Outside on the streets it was close to being silent, inside him, Grisen could hear enough noise to attract all the Darkborns in this accursed city. The drum-like pounding of his blood, the great shuddering breaths, and the rising, mocking laughs formed by the sickly crunches, roared in his ears. The noise escalated into a raging torrent of sound as the street ahead of him split into two. One street curved to his right, the other one continued straight on ahead. The children’s laughs grew louder, but still retaining a sheen of twisted slickness and deliberate slowness that made the Falkhan want to clap hands over his ears to shut out what was coming from within him.

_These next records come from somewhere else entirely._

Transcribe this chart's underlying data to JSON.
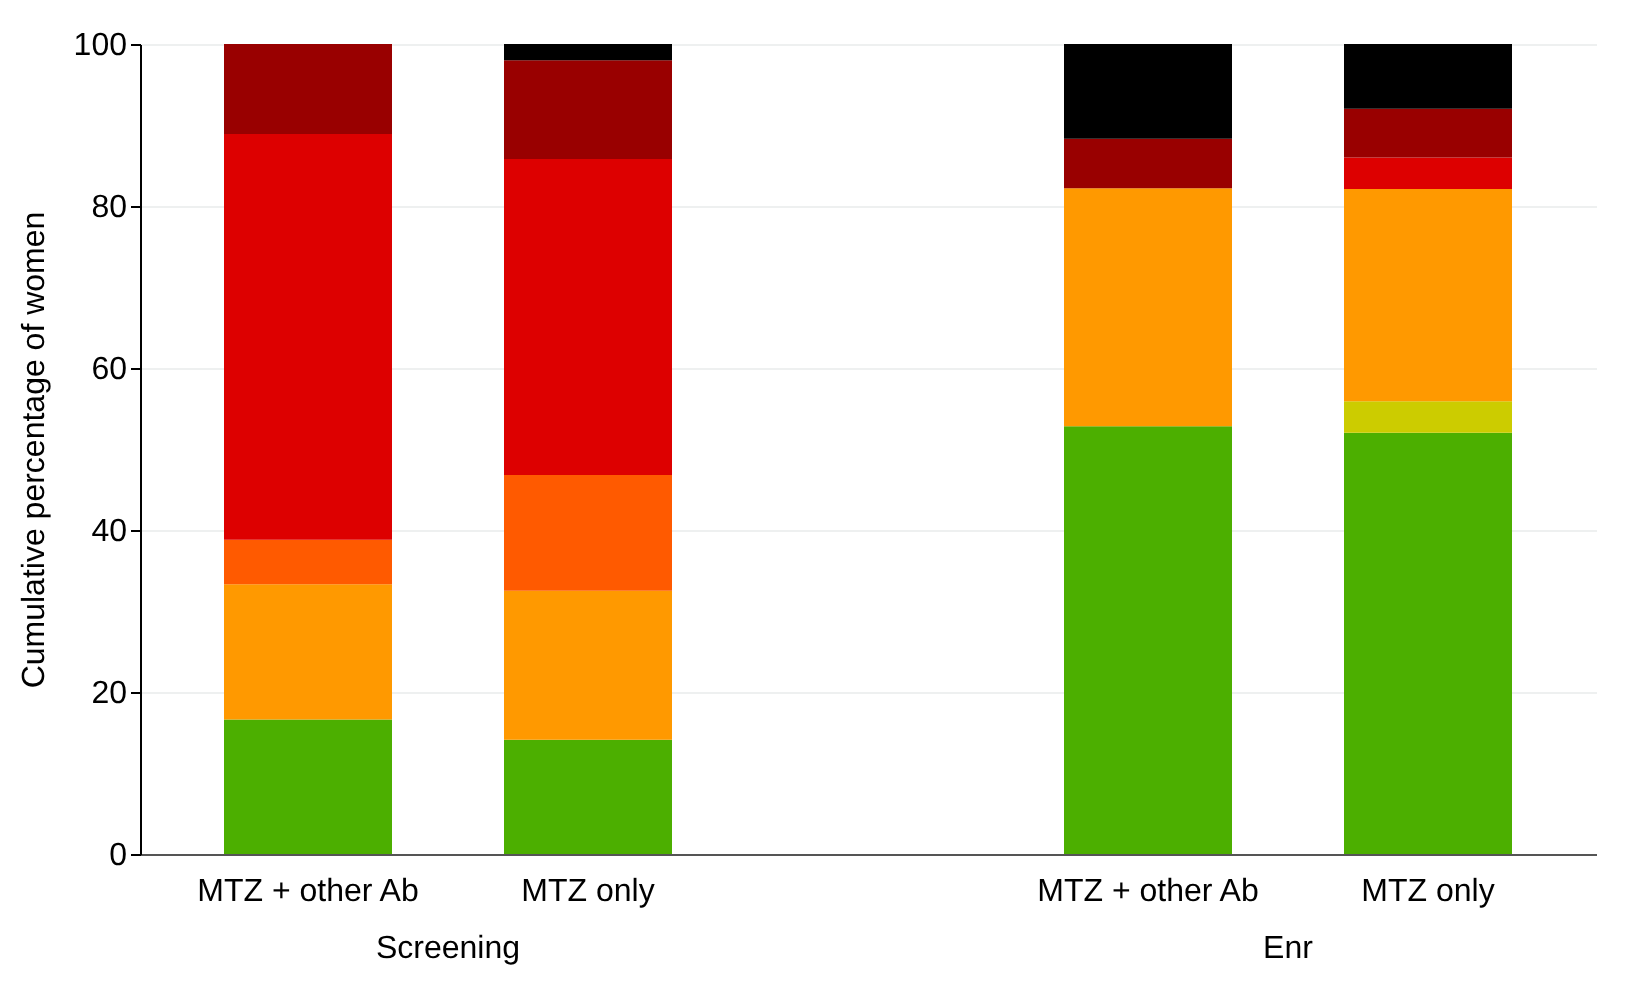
{
  "chart_data": {
    "type": "bar",
    "stacked": true,
    "ylabel": "Cumulative percentage of women",
    "categories": [
      "MTZ + other Ab",
      "MTZ only",
      null,
      "MTZ + other Ab",
      "MTZ only"
    ],
    "series": [
      {
        "color": "#4caf00",
        "values": [
          16.6,
          14.1,
          null,
          52.8,
          52
        ]
      },
      {
        "color": "#cccc00",
        "values": [
          null,
          null,
          null,
          null,
          3.9
        ]
      },
      {
        "color": "#ff9900",
        "values": [
          16.7,
          18.4,
          null,
          29.4,
          26.2
        ]
      },
      {
        "color": "#ff5a00",
        "values": [
          5.5,
          14.3,
          null,
          null,
          null
        ]
      },
      {
        "color": "#dd0000",
        "values": [
          50.1,
          39,
          null,
          null,
          3.9
        ]
      },
      {
        "color": "#990000",
        "values": [
          11.1,
          12.2,
          null,
          6.1,
          6
        ]
      },
      {
        "color": "#000000",
        "values": [
          null,
          2,
          null,
          11.7,
          8
        ]
      }
    ],
    "ylim": [
      0,
      100
    ],
    "yticks": [
      0,
      20,
      40,
      60,
      80,
      100
    ],
    "grid": "y",
    "annotations": [
      "Screening",
      "Enr"
    ]
  }
}
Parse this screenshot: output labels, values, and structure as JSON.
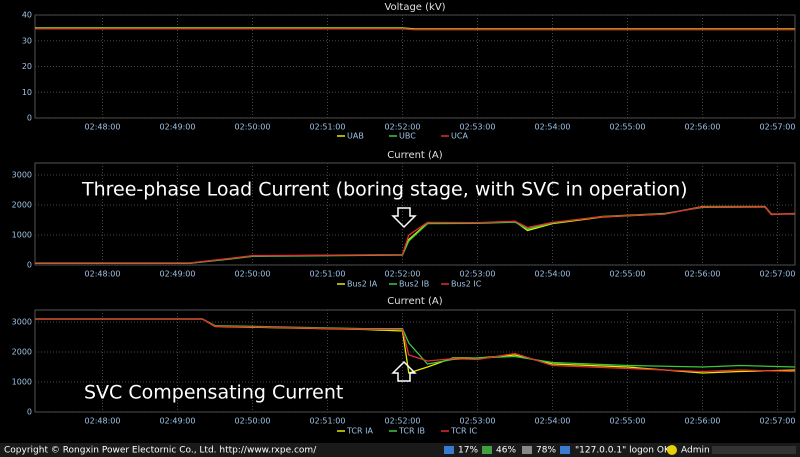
{
  "chart_data": [
    {
      "type": "line",
      "title": "Voltage (kV)",
      "x": [
        "02:47:06",
        "02:52:00",
        "02:52:10",
        "02:57:14"
      ],
      "xlim": [
        "02:47:06",
        "02:57:14"
      ],
      "xticks": [
        "02:48:00",
        "02:49:00",
        "02:50:00",
        "02:51:00",
        "02:52:00",
        "02:53:00",
        "02:54:00",
        "02:55:00",
        "02:56:00",
        "02:57:00"
      ],
      "ylim": [
        0,
        40
      ],
      "yticks": [
        0,
        10,
        20,
        30,
        40
      ],
      "grid": true,
      "series": [
        {
          "name": "UAB",
          "color": "#e8e800",
          "values": [
            35,
            35,
            34.6,
            34.6
          ]
        },
        {
          "name": "UBC",
          "color": "#3cc83c",
          "values": [
            34.8,
            34.8,
            34.4,
            34.4
          ]
        },
        {
          "name": "UCA",
          "color": "#e03030",
          "values": [
            34.6,
            34.6,
            34.3,
            34.3
          ]
        }
      ]
    },
    {
      "type": "line",
      "title": "Current (A)",
      "annotation": "Three-phase Load Current (boring stage, with SVC in operation)",
      "x": [
        "02:47:06",
        "02:49:10",
        "02:49:40",
        "02:50:00",
        "02:51:00",
        "02:52:00",
        "02:52:05",
        "02:52:20",
        "02:53:00",
        "02:53:30",
        "02:53:40",
        "02:54:00",
        "02:54:40",
        "02:55:30",
        "02:56:00",
        "02:56:50",
        "02:56:55",
        "02:57:14"
      ],
      "xlim": [
        "02:47:06",
        "02:57:14"
      ],
      "xticks": [
        "02:48:00",
        "02:49:00",
        "02:50:00",
        "02:51:00",
        "02:52:00",
        "02:53:00",
        "02:54:00",
        "02:55:00",
        "02:56:00",
        "02:57:00"
      ],
      "ylim": [
        0,
        3400
      ],
      "yticks": [
        0,
        1000,
        2000,
        3000
      ],
      "grid": true,
      "series": [
        {
          "name": "Bus2 IA",
          "color": "#e8e800",
          "values": [
            60,
            60,
            200,
            300,
            320,
            340,
            850,
            1400,
            1400,
            1450,
            1150,
            1380,
            1600,
            1700,
            1950,
            1950,
            1700,
            1700
          ]
        },
        {
          "name": "Bus2 IB",
          "color": "#3cc83c",
          "values": [
            60,
            60,
            190,
            290,
            310,
            330,
            800,
            1380,
            1390,
            1430,
            1200,
            1400,
            1620,
            1720,
            1920,
            1930,
            1680,
            1720
          ]
        },
        {
          "name": "Bus2 IC",
          "color": "#e03030",
          "values": [
            70,
            70,
            210,
            310,
            330,
            350,
            1000,
            1420,
            1410,
            1460,
            1250,
            1420,
            1610,
            1700,
            1940,
            1940,
            1690,
            1710
          ]
        }
      ]
    },
    {
      "type": "line",
      "title": "Current (A)",
      "annotation": "SVC Compensating Current",
      "x": [
        "02:47:06",
        "02:49:20",
        "02:49:30",
        "02:50:30",
        "02:51:30",
        "02:52:00",
        "02:52:05",
        "02:52:20",
        "02:52:40",
        "02:53:00",
        "02:53:30",
        "02:54:00",
        "02:55:00",
        "02:56:00",
        "02:56:30",
        "02:57:14"
      ],
      "xlim": [
        "02:47:06",
        "02:57:14"
      ],
      "xticks": [
        "02:48:00",
        "02:49:00",
        "02:50:00",
        "02:51:00",
        "02:52:00",
        "02:53:00",
        "02:54:00",
        "02:55:00",
        "02:56:00",
        "02:57:00"
      ],
      "ylim": [
        0,
        3400
      ],
      "yticks": [
        0,
        1000,
        2000,
        3000
      ],
      "grid": true,
      "series": [
        {
          "name": "TCR IA",
          "color": "#e8e800",
          "values": [
            3100,
            3100,
            2850,
            2800,
            2750,
            2700,
            1300,
            1500,
            1800,
            1800,
            1900,
            1600,
            1500,
            1300,
            1350,
            1400
          ]
        },
        {
          "name": "TCR IB",
          "color": "#3cc83c",
          "values": [
            3100,
            3100,
            2880,
            2830,
            2780,
            2780,
            2300,
            1600,
            1750,
            1800,
            1850,
            1650,
            1550,
            1500,
            1550,
            1500
          ]
        },
        {
          "name": "TCR IC",
          "color": "#e03030",
          "values": [
            3100,
            3100,
            2860,
            2810,
            2760,
            2750,
            1900,
            1700,
            1780,
            1750,
            1950,
            1550,
            1450,
            1350,
            1400,
            1350
          ]
        }
      ]
    }
  ],
  "status_bar": {
    "copyright": "Copyright © Rongxin Power Electornic Co., Ltd. http://www.rxpe.com/",
    "cpu": "17%",
    "memory": "46%",
    "disk": "78%",
    "logon": "\"127.0.0.1\" logon OK",
    "user": "Admin"
  }
}
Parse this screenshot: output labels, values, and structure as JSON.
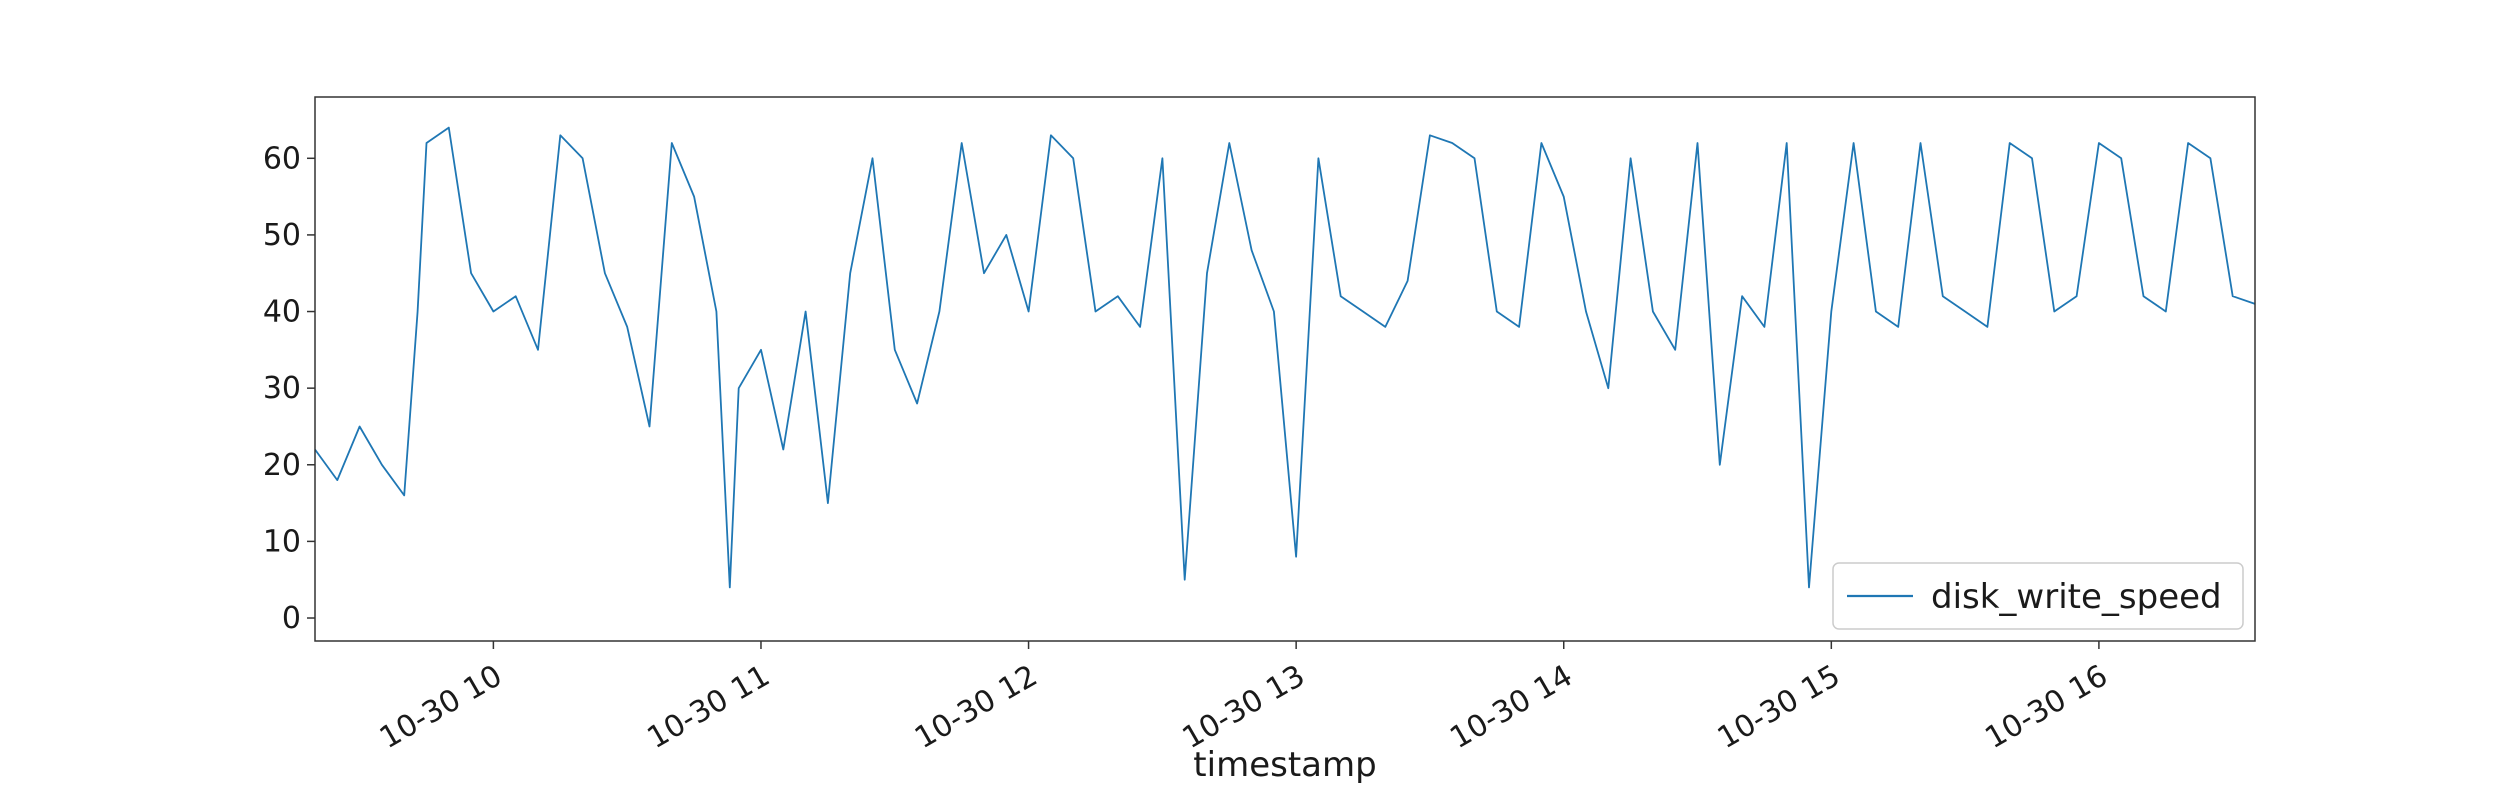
{
  "chart_data": {
    "type": "line",
    "title": "",
    "xlabel": "timestamp",
    "ylabel": "",
    "x_range": [
      "2023-10-30 09:20",
      "2023-10-30 16:35"
    ],
    "ylim": [
      -3,
      68
    ],
    "yticks": [
      0,
      10,
      20,
      30,
      40,
      50,
      60
    ],
    "xticks": [
      {
        "value": "2023-10-30 10:00",
        "label": "10-30 10"
      },
      {
        "value": "2023-10-30 11:00",
        "label": "10-30 11"
      },
      {
        "value": "2023-10-30 12:00",
        "label": "10-30 12"
      },
      {
        "value": "2023-10-30 13:00",
        "label": "10-30 13"
      },
      {
        "value": "2023-10-30 14:00",
        "label": "10-30 14"
      },
      {
        "value": "2023-10-30 15:00",
        "label": "10-30 15"
      },
      {
        "value": "2023-10-30 16:00",
        "label": "10-30 16"
      }
    ],
    "grid": false,
    "legend_position": "bottom-right",
    "series": [
      {
        "name": "disk_write_speed",
        "color": "#1f77b4",
        "x": [
          "2023-10-30 09:20",
          "2023-10-30 09:25",
          "2023-10-30 09:30",
          "2023-10-30 09:35",
          "2023-10-30 09:40",
          "2023-10-30 09:43",
          "2023-10-30 09:45",
          "2023-10-30 09:50",
          "2023-10-30 09:55",
          "2023-10-30 10:00",
          "2023-10-30 10:05",
          "2023-10-30 10:10",
          "2023-10-30 10:15",
          "2023-10-30 10:20",
          "2023-10-30 10:25",
          "2023-10-30 10:30",
          "2023-10-30 10:35",
          "2023-10-30 10:40",
          "2023-10-30 10:45",
          "2023-10-30 10:50",
          "2023-10-30 10:53",
          "2023-10-30 10:55",
          "2023-10-30 11:00",
          "2023-10-30 11:05",
          "2023-10-30 11:10",
          "2023-10-30 11:15",
          "2023-10-30 11:20",
          "2023-10-30 11:25",
          "2023-10-30 11:30",
          "2023-10-30 11:35",
          "2023-10-30 11:40",
          "2023-10-30 11:45",
          "2023-10-30 11:50",
          "2023-10-30 11:55",
          "2023-10-30 12:00",
          "2023-10-30 12:05",
          "2023-10-30 12:10",
          "2023-10-30 12:15",
          "2023-10-30 12:20",
          "2023-10-30 12:25",
          "2023-10-30 12:30",
          "2023-10-30 12:35",
          "2023-10-30 12:40",
          "2023-10-30 12:45",
          "2023-10-30 12:50",
          "2023-10-30 12:55",
          "2023-10-30 13:00",
          "2023-10-30 13:05",
          "2023-10-30 13:10",
          "2023-10-30 13:15",
          "2023-10-30 13:20",
          "2023-10-30 13:25",
          "2023-10-30 13:30",
          "2023-10-30 13:35",
          "2023-10-30 13:40",
          "2023-10-30 13:45",
          "2023-10-30 13:50",
          "2023-10-30 13:55",
          "2023-10-30 14:00",
          "2023-10-30 14:05",
          "2023-10-30 14:10",
          "2023-10-30 14:15",
          "2023-10-30 14:20",
          "2023-10-30 14:25",
          "2023-10-30 14:30",
          "2023-10-30 14:35",
          "2023-10-30 14:40",
          "2023-10-30 14:45",
          "2023-10-30 14:50",
          "2023-10-30 14:55",
          "2023-10-30 15:00",
          "2023-10-30 15:05",
          "2023-10-30 15:10",
          "2023-10-30 15:15",
          "2023-10-30 15:20",
          "2023-10-30 15:25",
          "2023-10-30 15:30",
          "2023-10-30 15:35",
          "2023-10-30 15:40",
          "2023-10-30 15:45",
          "2023-10-30 15:50",
          "2023-10-30 15:55",
          "2023-10-30 16:00",
          "2023-10-30 16:05",
          "2023-10-30 16:10",
          "2023-10-30 16:15",
          "2023-10-30 16:20",
          "2023-10-30 16:25",
          "2023-10-30 16:30",
          "2023-10-30 16:35"
        ],
        "y": [
          22,
          18,
          25,
          20,
          16,
          40,
          62,
          64,
          45,
          40,
          42,
          35,
          63,
          60,
          45,
          38,
          25,
          62,
          55,
          40,
          4,
          30,
          35,
          22,
          40,
          15,
          45,
          60,
          35,
          28,
          40,
          62,
          45,
          50,
          40,
          63,
          60,
          40,
          42,
          38,
          60,
          5,
          45,
          62,
          48,
          40,
          8,
          60,
          42,
          40,
          38,
          44,
          63,
          62,
          60,
          40,
          38,
          62,
          55,
          40,
          30,
          60,
          40,
          35,
          62,
          20,
          42,
          38,
          62,
          4,
          40,
          62,
          40,
          38,
          62,
          42,
          40,
          38,
          62,
          60,
          40,
          42,
          62,
          60,
          42,
          40,
          62,
          60,
          42,
          41
        ]
      }
    ]
  }
}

“Hehe…hehe…hehe.” Slow and slick, greased with twisted joy. Grisen’s face tightened even more as he surged down the street leading straight. Stop! He thought desperately. Stop!
“Hehe…hehe…hehe.” Ghostly whispers of laughs mocking him. I couldn’t do anything!
“Heehee…heehee.” I couldn’t! The thought beat at his mind like a bird in a cage. The fluidness of his motions dissolved and he staggered forwards. The laughs became more frenzied.
“Heehee!…Heehee!” Grisen tripped over his own feet as he staggered and fell flat on his stomach. His haggard face was eye to eye with a broken skull, the top jaw wrenched horribly to the side. The laugh escalated. “Heeheehee!” and then died, faded to nothingness, as Grisen scrambled to his feet in a flurry of bright steel and small bones. Backing away from the disfigured skull, the blood still pounding in his ears and trickling from his wounds, he stared at it, lying harmlessly in a puddle of moonlight as the echoes of the laugh faded from his mind. He looked at it for a long time as the blood stopped beating that tattoo inside his head and his breaths deepened. When he finally managed to wrench his eyes away from it, something was flying towards him on the backs of the shadows.